5. Perbuatan pidana yang ditujukan pada pejabat negara/pejabat pemerintah dan lembaga peradilan, yang meliputi :
a. Setiap Ketua/Wakil Ketua/Ketua Muda/hakim Agung/hakim Konstitusi, hakim-hakim pada semua badan peradilan, Ketua/Wakil Ketua dan anggota Badan Pemeriksa Keuangan, Gubernur, Deputi Gubernur Senior, dan Deputi Gubernur Bank Indonesia serta Pejabat badan usaha milik negara/ badan usaha milik daerah yang melanggar larangan sebagaimana dimaksud dalam Pasal 84 ayat (3) (pasal 272)

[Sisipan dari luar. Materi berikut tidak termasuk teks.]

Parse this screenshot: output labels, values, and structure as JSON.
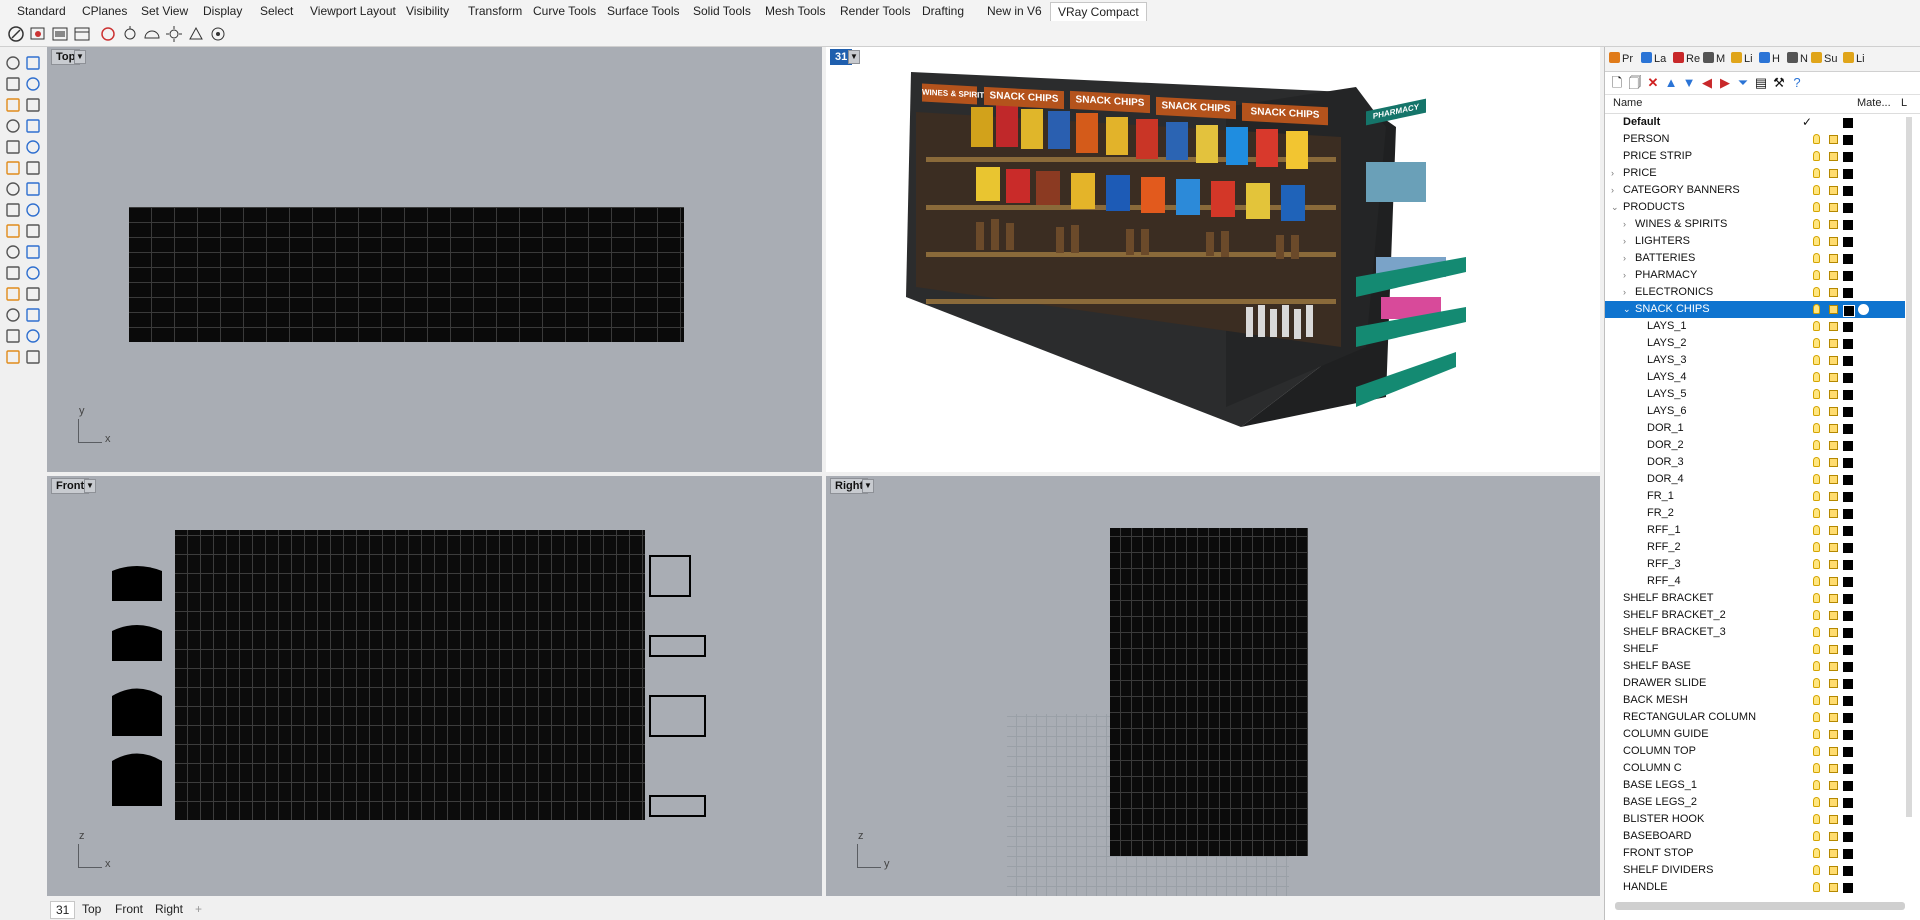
{
  "ribbon_tabs": [
    "Standard",
    "CPlanes",
    "Set View",
    "Display",
    "Select",
    "Viewport Layout",
    "Visibility",
    "Transform",
    "Curve Tools",
    "Surface Tools",
    "Solid Tools",
    "Mesh Tools",
    "Render Tools",
    "Drafting",
    "New in V6",
    "VRay Compact"
  ],
  "ribbon_active": "VRay Compact",
  "viewports": {
    "top": {
      "label": "Top",
      "axis_v": "y",
      "axis_h": "x"
    },
    "perspective": {
      "label": "31"
    },
    "front": {
      "label": "Front",
      "axis_v": "z",
      "axis_h": "x"
    },
    "right": {
      "label": "Right",
      "axis_v": "z",
      "axis_h": "y"
    }
  },
  "render_text": {
    "wines": "WINES & SPIRITS",
    "snack1": "SNACK CHIPS",
    "snack2": "SNACK CHIPS",
    "snack3": "SNACK CHIPS",
    "snack4": "SNACK CHIPS",
    "pharmacy": "PHARMACY"
  },
  "viewport_tabs": [
    "31",
    "Top",
    "Front",
    "Right"
  ],
  "panel": {
    "tabs": [
      "Pr",
      "La",
      "Re",
      "M",
      "Li",
      "H",
      "N",
      "Su",
      "Li"
    ],
    "columns": {
      "name": "Name",
      "material": "Mate...",
      "extra": "L"
    },
    "layers": [
      {
        "name": "Default",
        "depth": 0,
        "expander": "",
        "bold": true,
        "current": true
      },
      {
        "name": "PERSON",
        "depth": 0,
        "expander": ""
      },
      {
        "name": "PRICE STRIP",
        "depth": 0,
        "expander": ""
      },
      {
        "name": "PRICE",
        "depth": 0,
        "expander": ">"
      },
      {
        "name": "CATEGORY BANNERS",
        "depth": 0,
        "expander": ">"
      },
      {
        "name": "PRODUCTS",
        "depth": 0,
        "expander": "v"
      },
      {
        "name": "WINES & SPIRITS",
        "depth": 1,
        "expander": ">"
      },
      {
        "name": "LIGHTERS",
        "depth": 1,
        "expander": ">"
      },
      {
        "name": "BATTERIES",
        "depth": 1,
        "expander": ">"
      },
      {
        "name": "PHARMACY",
        "depth": 1,
        "expander": ">"
      },
      {
        "name": "ELECTRONICS",
        "depth": 1,
        "expander": ">"
      },
      {
        "name": "SNACK CHIPS",
        "depth": 1,
        "expander": "v",
        "selected": true
      },
      {
        "name": "LAYS_1",
        "depth": 2,
        "expander": ""
      },
      {
        "name": "LAYS_2",
        "depth": 2,
        "expander": ""
      },
      {
        "name": "LAYS_3",
        "depth": 2,
        "expander": ""
      },
      {
        "name": "LAYS_4",
        "depth": 2,
        "expander": ""
      },
      {
        "name": "LAYS_5",
        "depth": 2,
        "expander": ""
      },
      {
        "name": "LAYS_6",
        "depth": 2,
        "expander": ""
      },
      {
        "name": "DOR_1",
        "depth": 2,
        "expander": ""
      },
      {
        "name": "DOR_2",
        "depth": 2,
        "expander": ""
      },
      {
        "name": "DOR_3",
        "depth": 2,
        "expander": ""
      },
      {
        "name": "DOR_4",
        "depth": 2,
        "expander": ""
      },
      {
        "name": "FR_1",
        "depth": 2,
        "expander": ""
      },
      {
        "name": "FR_2",
        "depth": 2,
        "expander": ""
      },
      {
        "name": "RFF_1",
        "depth": 2,
        "expander": ""
      },
      {
        "name": "RFF_2",
        "depth": 2,
        "expander": ""
      },
      {
        "name": "RFF_3",
        "depth": 2,
        "expander": ""
      },
      {
        "name": "RFF_4",
        "depth": 2,
        "expander": ""
      },
      {
        "name": "SHELF BRACKET",
        "depth": 0,
        "expander": ""
      },
      {
        "name": "SHELF BRACKET_2",
        "depth": 0,
        "expander": ""
      },
      {
        "name": "SHELF BRACKET_3",
        "depth": 0,
        "expander": ""
      },
      {
        "name": "SHELF",
        "depth": 0,
        "expander": ""
      },
      {
        "name": "SHELF BASE",
        "depth": 0,
        "expander": ""
      },
      {
        "name": "DRAWER SLIDE",
        "depth": 0,
        "expander": ""
      },
      {
        "name": "BACK MESH",
        "depth": 0,
        "expander": ""
      },
      {
        "name": "RECTANGULAR COLUMN",
        "depth": 0,
        "expander": ""
      },
      {
        "name": "COLUMN GUIDE",
        "depth": 0,
        "expander": ""
      },
      {
        "name": "COLUMN TOP",
        "depth": 0,
        "expander": ""
      },
      {
        "name": "COLUMN C",
        "depth": 0,
        "expander": ""
      },
      {
        "name": "BASE LEGS_1",
        "depth": 0,
        "expander": ""
      },
      {
        "name": "BASE LEGS_2",
        "depth": 0,
        "expander": ""
      },
      {
        "name": "BLISTER HOOK",
        "depth": 0,
        "expander": ""
      },
      {
        "name": "BASEBOARD",
        "depth": 0,
        "expander": ""
      },
      {
        "name": "FRONT STOP",
        "depth": 0,
        "expander": ""
      },
      {
        "name": "SHELF DIVIDERS",
        "depth": 0,
        "expander": ""
      },
      {
        "name": "HANDLE",
        "depth": 0,
        "expander": ""
      }
    ]
  },
  "colors": {
    "selection": "#0f74cf",
    "viewport_bg": "#a9adb4",
    "banner": "#b4531c",
    "banner_alt": "#15756a"
  }
}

b. Pegawai negeri sipil, anggota Tentara Nasional Indonesia dan Kepolisian Negara Republik Indonesia, kepala desa, dan perangkat desa, dan anggota badan permusyaratan desa yang melanggar larangan sebagaimana dimaksud dalam Pasal 84 ayat (3) dan ayat (5) (pasal 273)
6. Perbuatan pidana yang ditujukan pada perusahan pencetak surat suara, yang meliputi :
a. Mencetak surat suara melebihi jumlah yang ditetapkan. (pasal 284)
b. Tidak menjaga kerahasiaan, keamanan dan keutuhan surat suara (pasal 285)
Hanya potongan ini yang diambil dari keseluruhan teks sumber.